To realize the promise of stem cell therapies in diseases, scientists must be able to manipulate stem cells so that they possess the necessary characteristics for successful differentiation, transplantation, and engraftment. Scientists must also develop procedures for the administration of stem cell populations, along with the induction of vascularization (supplying blood vessels), for the regeneration and repair of three-dimensional solid tissues.

To be useful for transplant purposes, stem cells must be reproducibly made to:

  • Proliferate extensively and generate sufficient quantities of cells for replacing lost or damaged tissues.
  • Differentiate into the desired cell type(s).
  • Survive in the recipient after transplant.
  • Integrate into the surrounding tissue after transplant.
  • Avoid rejection by the recipient’s immune system.
  • Function appropriately for the duration of the recipient’s life.

While stem cells offer exciting promise for future therapies, significant technical hurdles remain that will likely only be overcome through years of intensive research.

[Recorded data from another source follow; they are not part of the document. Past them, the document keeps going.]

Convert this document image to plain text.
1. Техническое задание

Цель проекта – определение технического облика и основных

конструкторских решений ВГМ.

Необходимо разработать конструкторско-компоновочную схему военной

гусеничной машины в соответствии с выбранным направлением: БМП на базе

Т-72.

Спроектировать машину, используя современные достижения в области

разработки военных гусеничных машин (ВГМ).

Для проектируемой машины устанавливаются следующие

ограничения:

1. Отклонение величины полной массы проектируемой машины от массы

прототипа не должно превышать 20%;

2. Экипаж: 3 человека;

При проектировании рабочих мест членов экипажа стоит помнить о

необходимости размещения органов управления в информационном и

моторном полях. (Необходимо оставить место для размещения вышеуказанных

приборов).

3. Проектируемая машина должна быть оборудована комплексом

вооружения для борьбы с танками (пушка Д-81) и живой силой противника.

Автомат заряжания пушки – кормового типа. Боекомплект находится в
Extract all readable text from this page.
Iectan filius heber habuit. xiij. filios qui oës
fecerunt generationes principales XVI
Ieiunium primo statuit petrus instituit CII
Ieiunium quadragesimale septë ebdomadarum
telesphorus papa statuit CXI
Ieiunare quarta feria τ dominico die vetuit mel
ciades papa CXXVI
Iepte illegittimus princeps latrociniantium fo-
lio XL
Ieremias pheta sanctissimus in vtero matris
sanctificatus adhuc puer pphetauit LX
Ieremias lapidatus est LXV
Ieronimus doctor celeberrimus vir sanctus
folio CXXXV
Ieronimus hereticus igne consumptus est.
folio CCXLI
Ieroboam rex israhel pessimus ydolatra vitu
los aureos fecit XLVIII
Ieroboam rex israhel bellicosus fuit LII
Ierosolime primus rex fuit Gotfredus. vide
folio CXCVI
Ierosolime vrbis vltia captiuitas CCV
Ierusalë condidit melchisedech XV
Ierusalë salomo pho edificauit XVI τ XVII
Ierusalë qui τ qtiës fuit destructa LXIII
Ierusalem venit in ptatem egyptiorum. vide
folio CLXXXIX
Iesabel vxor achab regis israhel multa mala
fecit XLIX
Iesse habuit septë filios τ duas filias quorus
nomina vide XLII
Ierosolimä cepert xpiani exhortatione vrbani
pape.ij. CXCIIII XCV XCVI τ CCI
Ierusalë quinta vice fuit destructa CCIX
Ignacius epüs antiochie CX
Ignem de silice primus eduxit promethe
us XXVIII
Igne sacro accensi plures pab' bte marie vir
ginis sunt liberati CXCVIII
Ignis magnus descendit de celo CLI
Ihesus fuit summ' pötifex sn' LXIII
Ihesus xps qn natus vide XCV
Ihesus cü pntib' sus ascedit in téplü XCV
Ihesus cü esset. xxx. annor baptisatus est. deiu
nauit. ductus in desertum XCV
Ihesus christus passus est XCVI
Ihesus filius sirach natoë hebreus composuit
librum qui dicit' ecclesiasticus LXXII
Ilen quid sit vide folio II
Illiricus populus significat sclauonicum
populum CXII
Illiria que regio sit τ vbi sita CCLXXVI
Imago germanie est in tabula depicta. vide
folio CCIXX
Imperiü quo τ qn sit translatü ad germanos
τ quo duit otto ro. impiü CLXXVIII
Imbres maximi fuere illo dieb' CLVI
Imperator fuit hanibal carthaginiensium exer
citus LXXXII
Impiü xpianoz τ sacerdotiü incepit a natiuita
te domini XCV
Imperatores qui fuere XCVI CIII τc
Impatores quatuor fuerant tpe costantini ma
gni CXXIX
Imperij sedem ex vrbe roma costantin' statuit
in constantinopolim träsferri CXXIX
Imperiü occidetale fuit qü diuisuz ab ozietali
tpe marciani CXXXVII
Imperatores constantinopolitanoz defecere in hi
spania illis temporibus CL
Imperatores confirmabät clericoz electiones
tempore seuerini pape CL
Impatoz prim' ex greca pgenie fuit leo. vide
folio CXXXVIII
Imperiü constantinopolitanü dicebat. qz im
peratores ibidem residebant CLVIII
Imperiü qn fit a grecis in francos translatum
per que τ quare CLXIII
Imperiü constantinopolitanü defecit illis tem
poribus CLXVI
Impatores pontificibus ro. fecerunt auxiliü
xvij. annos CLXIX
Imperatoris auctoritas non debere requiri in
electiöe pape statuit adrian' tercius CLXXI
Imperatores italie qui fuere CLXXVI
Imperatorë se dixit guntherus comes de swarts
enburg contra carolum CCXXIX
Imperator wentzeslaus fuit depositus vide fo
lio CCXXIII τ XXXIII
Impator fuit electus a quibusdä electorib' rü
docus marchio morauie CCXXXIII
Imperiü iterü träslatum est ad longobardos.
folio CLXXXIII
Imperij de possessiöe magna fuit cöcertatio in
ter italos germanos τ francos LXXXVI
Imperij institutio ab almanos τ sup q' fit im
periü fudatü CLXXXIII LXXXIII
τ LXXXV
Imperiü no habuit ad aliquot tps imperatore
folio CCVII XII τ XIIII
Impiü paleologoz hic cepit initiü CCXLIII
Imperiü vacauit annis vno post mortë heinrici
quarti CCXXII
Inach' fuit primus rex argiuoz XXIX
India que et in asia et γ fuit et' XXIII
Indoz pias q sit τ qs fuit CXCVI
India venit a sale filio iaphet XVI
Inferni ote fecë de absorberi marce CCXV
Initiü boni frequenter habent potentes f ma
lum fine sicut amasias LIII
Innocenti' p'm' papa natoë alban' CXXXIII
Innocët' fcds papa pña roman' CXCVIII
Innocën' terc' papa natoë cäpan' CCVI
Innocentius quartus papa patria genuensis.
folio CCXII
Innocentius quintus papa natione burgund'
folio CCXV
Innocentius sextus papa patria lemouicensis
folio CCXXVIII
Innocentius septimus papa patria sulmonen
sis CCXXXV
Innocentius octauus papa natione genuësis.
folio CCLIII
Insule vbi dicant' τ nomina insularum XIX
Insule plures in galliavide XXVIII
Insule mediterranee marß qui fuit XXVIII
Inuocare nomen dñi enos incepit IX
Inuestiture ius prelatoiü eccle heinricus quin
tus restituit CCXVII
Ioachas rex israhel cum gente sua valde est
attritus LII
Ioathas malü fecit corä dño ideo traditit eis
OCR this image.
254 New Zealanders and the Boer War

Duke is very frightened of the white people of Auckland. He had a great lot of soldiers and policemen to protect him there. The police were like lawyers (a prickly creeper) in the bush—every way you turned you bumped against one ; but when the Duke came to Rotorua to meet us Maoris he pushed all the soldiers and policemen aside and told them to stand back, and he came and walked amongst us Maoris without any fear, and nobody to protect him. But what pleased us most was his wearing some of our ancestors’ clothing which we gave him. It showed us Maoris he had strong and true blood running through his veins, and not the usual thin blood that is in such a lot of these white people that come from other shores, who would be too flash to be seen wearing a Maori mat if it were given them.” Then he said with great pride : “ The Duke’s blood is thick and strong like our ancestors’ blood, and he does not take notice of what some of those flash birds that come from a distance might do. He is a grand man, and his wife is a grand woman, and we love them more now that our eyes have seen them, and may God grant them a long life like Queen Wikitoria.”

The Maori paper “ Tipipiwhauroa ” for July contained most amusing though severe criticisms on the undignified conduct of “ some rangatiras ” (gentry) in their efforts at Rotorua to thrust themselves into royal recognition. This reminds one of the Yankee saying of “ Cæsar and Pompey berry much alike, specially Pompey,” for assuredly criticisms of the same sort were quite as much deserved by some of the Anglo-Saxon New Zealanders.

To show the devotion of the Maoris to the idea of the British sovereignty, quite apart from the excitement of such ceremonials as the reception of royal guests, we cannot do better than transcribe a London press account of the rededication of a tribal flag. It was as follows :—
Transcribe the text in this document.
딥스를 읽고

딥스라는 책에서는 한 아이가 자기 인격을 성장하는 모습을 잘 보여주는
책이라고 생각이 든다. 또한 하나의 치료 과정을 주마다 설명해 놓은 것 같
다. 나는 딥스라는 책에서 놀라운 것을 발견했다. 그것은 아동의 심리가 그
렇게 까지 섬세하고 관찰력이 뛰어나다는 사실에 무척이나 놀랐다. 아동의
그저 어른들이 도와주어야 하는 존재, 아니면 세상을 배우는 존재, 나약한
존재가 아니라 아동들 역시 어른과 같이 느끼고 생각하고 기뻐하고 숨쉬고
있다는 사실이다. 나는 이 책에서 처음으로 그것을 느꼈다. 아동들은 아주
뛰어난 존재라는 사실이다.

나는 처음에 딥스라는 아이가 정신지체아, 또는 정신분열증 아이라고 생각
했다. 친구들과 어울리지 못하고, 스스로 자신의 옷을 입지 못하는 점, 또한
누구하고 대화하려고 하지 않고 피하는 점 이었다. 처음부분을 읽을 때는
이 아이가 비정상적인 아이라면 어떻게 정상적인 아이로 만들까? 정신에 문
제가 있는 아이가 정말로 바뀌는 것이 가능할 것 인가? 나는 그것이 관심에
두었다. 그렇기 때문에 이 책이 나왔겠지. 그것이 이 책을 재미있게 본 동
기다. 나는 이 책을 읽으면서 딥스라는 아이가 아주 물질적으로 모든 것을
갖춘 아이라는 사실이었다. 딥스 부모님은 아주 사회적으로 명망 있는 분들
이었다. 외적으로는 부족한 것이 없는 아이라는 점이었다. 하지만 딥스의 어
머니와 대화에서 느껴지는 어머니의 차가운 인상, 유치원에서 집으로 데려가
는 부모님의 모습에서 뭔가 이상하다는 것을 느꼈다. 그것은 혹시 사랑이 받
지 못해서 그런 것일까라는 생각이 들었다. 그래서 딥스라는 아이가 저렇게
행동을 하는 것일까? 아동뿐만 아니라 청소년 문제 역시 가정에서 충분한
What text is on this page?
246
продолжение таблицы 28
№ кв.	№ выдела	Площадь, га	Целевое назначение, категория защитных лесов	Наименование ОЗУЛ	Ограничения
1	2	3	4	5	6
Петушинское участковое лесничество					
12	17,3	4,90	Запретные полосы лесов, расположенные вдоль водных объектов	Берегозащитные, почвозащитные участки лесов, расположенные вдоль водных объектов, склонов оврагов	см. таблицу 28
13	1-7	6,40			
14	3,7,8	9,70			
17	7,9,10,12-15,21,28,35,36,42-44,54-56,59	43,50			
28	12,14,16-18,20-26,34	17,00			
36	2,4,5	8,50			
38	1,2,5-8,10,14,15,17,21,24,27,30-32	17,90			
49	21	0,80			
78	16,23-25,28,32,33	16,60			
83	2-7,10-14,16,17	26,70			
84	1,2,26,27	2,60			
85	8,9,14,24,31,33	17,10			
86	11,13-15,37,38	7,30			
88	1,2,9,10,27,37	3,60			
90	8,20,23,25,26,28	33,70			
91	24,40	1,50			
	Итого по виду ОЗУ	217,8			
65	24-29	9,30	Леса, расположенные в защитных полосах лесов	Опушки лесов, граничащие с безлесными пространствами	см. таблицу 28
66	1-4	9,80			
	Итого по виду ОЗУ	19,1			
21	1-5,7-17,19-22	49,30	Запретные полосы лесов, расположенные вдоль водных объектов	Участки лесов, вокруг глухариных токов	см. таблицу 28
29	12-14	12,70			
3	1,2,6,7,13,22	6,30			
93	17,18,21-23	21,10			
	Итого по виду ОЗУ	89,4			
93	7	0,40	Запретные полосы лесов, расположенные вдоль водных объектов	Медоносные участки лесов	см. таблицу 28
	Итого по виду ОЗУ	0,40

Note: Currently, the only stem cell-based products that are approved for use by the U.S. Food and Drug Administration (FDA) for use in the United States consist of blood-forming stem cells (hematopoietic progenitor cells) derived from cord blood. These products are approved for limited use in patients with disorders that affect the body system that is involved in the production of blood (called the “hematopoietic” system). These FDA-approved stem cell products are listed on the FDA website. Bone marrow also is used for these treatments but is generally not regulated by the FDA for this use. The FDA recommends that people considering stem cell treatments make sure that the treatment is either FDA-approved or being studied under an Investigational New Drug Application (IND), which is a clinical investigation plan submitted and allowed to proceed by the FDA.